An image Cassini took on 12 May 2007 reveals that Titan has seas, shorelines, islands, bays, channels and peninsulas, much like the Earth (image source: NASA).
'In 2005', reports the New Scientist, 'Chris McKay of NASA's Ames Research Center in Moffett Field and Heather R Smith of the International Space University in Strasbourg, France, calculated that such microbes could eke out an existence by breathing in hydrogen gas and eating the organic molecule acetylene, creating methane in the process.' That would translate into a lack of acetylene and hydrogen near the surface. Now, the Cassini probe has found exactly that kind of evidence.
Above, Titan's sand dunes; the bright spots are not clouds but surface features. Below, for comparison, terrestrial sand dunes in Namibia (both images: NASA).
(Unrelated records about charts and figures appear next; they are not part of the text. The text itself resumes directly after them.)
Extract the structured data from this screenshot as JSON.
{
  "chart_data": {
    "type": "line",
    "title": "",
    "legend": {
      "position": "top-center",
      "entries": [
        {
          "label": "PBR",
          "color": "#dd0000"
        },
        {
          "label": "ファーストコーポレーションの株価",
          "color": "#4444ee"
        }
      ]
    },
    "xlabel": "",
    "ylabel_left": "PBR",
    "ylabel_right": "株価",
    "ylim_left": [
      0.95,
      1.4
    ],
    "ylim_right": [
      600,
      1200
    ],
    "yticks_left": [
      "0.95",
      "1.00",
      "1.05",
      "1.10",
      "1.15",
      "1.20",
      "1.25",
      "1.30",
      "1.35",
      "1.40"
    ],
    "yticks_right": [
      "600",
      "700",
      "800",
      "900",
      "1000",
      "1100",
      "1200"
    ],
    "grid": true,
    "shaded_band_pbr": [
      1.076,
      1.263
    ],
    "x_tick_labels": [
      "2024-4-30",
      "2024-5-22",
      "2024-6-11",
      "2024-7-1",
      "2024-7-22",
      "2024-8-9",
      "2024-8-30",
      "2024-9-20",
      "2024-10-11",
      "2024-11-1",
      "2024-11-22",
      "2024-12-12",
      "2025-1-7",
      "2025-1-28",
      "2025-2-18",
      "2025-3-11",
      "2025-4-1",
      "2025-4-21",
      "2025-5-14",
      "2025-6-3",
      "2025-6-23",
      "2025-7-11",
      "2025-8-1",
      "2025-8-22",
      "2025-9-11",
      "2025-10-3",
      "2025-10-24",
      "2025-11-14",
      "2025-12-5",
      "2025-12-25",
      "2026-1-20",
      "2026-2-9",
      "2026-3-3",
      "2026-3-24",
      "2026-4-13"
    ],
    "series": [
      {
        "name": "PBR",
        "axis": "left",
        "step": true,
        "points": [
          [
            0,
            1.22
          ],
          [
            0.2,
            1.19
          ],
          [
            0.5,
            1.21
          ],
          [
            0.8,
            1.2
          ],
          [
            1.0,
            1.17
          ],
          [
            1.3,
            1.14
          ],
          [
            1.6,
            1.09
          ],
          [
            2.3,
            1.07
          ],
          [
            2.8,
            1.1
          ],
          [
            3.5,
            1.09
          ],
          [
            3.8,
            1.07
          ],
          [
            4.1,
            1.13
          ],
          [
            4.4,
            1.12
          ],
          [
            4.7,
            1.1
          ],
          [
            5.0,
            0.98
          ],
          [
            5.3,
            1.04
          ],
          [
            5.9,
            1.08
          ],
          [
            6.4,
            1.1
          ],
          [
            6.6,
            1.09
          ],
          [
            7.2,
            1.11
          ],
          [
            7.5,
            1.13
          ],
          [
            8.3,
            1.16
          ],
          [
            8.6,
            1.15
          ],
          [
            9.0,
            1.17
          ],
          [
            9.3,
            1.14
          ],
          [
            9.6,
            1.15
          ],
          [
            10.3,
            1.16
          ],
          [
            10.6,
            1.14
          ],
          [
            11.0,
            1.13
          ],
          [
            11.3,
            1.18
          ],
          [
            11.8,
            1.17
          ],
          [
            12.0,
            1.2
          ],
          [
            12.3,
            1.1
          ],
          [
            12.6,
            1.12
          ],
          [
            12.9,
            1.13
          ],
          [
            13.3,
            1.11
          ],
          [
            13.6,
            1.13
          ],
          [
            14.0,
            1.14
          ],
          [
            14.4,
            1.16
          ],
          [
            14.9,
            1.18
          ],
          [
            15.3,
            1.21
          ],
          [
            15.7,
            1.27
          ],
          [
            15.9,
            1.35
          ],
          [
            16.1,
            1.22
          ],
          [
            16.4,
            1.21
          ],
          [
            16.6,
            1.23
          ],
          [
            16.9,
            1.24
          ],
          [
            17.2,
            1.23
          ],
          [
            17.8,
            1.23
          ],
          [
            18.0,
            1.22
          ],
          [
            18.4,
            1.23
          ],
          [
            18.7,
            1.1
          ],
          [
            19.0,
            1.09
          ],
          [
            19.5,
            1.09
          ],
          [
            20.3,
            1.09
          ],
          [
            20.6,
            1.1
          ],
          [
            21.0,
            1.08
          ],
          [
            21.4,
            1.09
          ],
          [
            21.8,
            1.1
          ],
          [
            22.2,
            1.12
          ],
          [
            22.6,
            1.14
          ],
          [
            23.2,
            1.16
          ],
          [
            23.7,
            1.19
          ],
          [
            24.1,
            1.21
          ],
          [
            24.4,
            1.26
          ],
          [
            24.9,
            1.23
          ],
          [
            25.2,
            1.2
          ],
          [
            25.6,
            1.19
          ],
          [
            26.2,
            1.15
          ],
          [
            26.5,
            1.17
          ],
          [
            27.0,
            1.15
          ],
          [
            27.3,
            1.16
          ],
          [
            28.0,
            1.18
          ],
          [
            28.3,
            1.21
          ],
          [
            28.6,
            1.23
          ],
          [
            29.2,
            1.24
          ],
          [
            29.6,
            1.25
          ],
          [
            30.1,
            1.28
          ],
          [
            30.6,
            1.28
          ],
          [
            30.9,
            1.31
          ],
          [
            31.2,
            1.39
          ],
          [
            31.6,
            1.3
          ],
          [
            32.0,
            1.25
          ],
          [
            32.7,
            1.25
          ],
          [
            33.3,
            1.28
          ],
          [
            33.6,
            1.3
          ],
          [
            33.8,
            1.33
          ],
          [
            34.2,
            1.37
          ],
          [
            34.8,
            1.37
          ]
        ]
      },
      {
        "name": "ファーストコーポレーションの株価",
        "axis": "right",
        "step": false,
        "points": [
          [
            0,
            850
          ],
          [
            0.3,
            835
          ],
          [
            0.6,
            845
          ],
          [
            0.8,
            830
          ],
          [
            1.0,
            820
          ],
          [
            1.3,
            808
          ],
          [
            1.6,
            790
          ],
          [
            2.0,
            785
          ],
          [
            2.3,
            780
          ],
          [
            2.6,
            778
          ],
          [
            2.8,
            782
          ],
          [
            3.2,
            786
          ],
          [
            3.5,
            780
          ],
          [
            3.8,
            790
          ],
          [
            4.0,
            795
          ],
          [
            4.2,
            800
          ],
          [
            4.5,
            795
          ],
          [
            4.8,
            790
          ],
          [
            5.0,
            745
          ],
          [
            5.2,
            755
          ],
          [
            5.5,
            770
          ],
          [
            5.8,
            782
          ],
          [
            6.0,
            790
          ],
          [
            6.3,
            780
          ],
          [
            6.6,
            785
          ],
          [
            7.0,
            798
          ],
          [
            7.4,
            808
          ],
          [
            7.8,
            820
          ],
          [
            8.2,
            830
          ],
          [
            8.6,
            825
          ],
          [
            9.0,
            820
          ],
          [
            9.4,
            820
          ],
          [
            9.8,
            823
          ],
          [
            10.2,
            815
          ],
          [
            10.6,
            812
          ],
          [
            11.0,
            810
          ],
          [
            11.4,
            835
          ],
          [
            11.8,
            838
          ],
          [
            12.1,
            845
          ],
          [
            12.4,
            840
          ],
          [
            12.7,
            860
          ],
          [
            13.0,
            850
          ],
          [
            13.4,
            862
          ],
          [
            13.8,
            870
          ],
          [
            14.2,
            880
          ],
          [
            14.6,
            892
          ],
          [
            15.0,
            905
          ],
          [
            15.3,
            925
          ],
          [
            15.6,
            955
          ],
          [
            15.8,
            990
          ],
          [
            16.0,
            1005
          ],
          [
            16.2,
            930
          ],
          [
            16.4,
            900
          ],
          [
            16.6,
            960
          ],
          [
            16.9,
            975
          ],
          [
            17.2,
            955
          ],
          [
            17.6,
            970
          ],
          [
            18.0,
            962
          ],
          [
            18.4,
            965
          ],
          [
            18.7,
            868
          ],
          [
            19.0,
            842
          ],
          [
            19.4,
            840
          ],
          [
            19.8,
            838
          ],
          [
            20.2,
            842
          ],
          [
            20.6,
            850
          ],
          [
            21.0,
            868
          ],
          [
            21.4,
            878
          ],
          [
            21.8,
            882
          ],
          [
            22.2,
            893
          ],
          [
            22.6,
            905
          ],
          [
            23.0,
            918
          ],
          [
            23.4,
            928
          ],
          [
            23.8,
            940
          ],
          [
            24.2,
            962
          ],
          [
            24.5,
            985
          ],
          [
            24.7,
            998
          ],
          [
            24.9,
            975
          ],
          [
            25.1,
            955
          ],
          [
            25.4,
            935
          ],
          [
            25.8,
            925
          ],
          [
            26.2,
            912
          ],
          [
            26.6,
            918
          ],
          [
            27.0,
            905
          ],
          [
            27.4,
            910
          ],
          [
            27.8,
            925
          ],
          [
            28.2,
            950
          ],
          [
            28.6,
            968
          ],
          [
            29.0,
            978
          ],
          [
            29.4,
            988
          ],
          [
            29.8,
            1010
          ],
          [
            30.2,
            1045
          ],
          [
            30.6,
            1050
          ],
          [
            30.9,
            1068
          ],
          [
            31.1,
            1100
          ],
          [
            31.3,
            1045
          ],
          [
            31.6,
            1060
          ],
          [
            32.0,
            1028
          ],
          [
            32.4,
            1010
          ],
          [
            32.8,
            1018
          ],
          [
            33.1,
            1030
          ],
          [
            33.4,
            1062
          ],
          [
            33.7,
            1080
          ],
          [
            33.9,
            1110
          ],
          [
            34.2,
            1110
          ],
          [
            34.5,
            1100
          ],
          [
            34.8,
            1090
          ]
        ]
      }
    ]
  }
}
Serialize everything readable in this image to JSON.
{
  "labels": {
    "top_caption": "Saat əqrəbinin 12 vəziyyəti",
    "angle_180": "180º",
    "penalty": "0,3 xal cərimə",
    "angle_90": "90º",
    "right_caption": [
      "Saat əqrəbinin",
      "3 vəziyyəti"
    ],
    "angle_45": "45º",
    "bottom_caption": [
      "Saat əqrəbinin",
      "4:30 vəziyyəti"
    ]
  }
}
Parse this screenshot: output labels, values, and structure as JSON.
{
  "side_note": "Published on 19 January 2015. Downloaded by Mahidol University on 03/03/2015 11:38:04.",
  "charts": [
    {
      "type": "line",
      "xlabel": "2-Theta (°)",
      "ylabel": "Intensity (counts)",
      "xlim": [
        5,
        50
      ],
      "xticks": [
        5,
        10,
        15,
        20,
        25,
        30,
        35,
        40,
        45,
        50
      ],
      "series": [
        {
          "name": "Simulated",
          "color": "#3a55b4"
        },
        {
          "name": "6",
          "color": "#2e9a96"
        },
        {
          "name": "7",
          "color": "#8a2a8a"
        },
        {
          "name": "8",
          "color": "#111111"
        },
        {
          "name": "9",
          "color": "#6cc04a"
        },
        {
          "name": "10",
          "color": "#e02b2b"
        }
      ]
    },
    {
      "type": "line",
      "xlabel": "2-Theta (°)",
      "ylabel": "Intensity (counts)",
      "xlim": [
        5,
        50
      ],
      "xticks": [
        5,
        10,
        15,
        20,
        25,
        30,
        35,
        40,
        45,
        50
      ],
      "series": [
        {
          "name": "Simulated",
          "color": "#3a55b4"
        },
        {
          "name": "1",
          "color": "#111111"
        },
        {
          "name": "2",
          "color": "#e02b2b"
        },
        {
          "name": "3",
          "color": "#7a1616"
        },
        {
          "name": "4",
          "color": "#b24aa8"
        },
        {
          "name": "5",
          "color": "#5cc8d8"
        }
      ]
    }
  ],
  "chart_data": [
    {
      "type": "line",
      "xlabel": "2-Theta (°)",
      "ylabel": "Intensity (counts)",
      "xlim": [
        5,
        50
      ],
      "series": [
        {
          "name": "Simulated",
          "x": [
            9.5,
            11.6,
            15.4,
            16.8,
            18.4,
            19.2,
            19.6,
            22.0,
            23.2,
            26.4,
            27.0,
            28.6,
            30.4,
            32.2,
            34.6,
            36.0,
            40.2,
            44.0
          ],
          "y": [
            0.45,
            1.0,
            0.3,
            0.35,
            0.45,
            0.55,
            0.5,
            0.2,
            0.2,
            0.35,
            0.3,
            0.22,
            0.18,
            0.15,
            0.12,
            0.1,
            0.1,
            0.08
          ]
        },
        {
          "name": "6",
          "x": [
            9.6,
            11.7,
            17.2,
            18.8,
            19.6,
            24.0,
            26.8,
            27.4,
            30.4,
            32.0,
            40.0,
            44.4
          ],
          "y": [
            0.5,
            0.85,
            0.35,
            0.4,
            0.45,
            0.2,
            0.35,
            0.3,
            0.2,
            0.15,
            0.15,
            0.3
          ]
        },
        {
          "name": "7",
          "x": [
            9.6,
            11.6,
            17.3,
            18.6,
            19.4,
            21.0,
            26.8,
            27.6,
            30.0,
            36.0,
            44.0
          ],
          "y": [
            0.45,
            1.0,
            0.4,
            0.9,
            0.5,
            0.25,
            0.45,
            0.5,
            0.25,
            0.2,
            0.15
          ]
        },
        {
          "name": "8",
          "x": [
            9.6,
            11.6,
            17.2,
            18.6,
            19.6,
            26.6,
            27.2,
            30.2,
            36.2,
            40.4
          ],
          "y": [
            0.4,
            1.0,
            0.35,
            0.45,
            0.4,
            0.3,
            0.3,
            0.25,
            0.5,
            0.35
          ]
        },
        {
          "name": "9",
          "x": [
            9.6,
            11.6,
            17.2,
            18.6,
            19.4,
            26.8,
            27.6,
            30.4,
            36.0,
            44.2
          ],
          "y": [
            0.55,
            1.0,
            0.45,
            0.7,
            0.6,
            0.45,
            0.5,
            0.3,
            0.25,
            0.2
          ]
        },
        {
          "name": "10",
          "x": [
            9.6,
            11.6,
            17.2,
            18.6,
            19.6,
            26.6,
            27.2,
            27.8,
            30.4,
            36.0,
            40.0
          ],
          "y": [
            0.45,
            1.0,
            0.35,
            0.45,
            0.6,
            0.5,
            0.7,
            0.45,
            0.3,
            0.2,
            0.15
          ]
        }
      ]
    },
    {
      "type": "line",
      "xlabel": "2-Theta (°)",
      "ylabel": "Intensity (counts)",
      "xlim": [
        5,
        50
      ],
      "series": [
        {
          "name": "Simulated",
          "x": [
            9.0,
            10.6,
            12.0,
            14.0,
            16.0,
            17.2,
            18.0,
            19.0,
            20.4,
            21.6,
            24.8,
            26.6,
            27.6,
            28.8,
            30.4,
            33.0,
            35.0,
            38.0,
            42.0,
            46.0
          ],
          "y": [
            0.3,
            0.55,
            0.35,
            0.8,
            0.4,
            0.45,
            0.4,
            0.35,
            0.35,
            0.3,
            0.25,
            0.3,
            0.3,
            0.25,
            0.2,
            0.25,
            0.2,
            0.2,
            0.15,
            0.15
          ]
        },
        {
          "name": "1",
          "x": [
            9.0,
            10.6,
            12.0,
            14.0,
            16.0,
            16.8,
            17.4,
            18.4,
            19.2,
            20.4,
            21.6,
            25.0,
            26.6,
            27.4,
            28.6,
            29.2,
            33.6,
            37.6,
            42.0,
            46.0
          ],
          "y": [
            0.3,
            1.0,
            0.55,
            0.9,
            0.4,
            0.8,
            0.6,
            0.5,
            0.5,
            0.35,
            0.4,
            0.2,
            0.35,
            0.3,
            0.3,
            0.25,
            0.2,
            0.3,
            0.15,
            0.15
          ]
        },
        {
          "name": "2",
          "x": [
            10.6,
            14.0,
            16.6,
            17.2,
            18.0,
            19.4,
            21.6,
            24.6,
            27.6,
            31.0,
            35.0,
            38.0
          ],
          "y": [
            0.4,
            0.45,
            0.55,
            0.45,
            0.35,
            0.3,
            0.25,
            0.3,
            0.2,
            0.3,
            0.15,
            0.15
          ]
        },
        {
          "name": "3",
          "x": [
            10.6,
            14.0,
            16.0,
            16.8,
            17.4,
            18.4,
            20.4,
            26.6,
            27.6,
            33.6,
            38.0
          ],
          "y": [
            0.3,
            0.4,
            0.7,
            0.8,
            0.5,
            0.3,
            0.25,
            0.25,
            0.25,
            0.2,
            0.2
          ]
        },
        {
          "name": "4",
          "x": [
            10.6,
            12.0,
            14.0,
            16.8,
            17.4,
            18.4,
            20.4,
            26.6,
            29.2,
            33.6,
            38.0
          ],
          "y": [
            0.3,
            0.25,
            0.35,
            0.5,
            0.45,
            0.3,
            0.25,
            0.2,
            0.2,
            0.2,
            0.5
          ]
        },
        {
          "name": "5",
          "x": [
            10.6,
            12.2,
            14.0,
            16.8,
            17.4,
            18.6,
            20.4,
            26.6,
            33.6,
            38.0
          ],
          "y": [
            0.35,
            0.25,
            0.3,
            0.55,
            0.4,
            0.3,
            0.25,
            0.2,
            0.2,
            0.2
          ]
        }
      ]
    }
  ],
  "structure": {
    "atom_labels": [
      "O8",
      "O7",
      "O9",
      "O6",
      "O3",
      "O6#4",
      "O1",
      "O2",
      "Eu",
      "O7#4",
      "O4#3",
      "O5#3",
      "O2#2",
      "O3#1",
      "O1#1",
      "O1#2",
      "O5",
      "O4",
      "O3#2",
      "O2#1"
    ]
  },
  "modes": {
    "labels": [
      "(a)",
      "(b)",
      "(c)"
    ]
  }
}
Prudently enough, scientists are quick to emphasise that the same evidence could be be produced by chemical, rather than biochemical, reactions. But the mere possibility that Cassini's measurements might be a sign of life elsewhere in our solar system has fired up the imagination of scientists and space afficionados around the world. No-one has seriously suggested anything more complex than microbes, but of course proof of any form of life, no matter how simple somewhere other than our planet would be sufficient to convince anyone (except possibly Creationists and their ilk) that the Earth is not the universe's elect planet, uniquely blessed - or cursed - with life. Plus, the mere notion that Titan's low gravity and highly dense atmosphere would allow humans to fly if they simply attached artificial wings to their arms is dizzyingly exciting.
Three false-colour snapshots of Titan, taken by Cassini in October 2005, December 2005, and January 2006 reveal a highly dynamic atmosphere over the south pole (image source: NASA).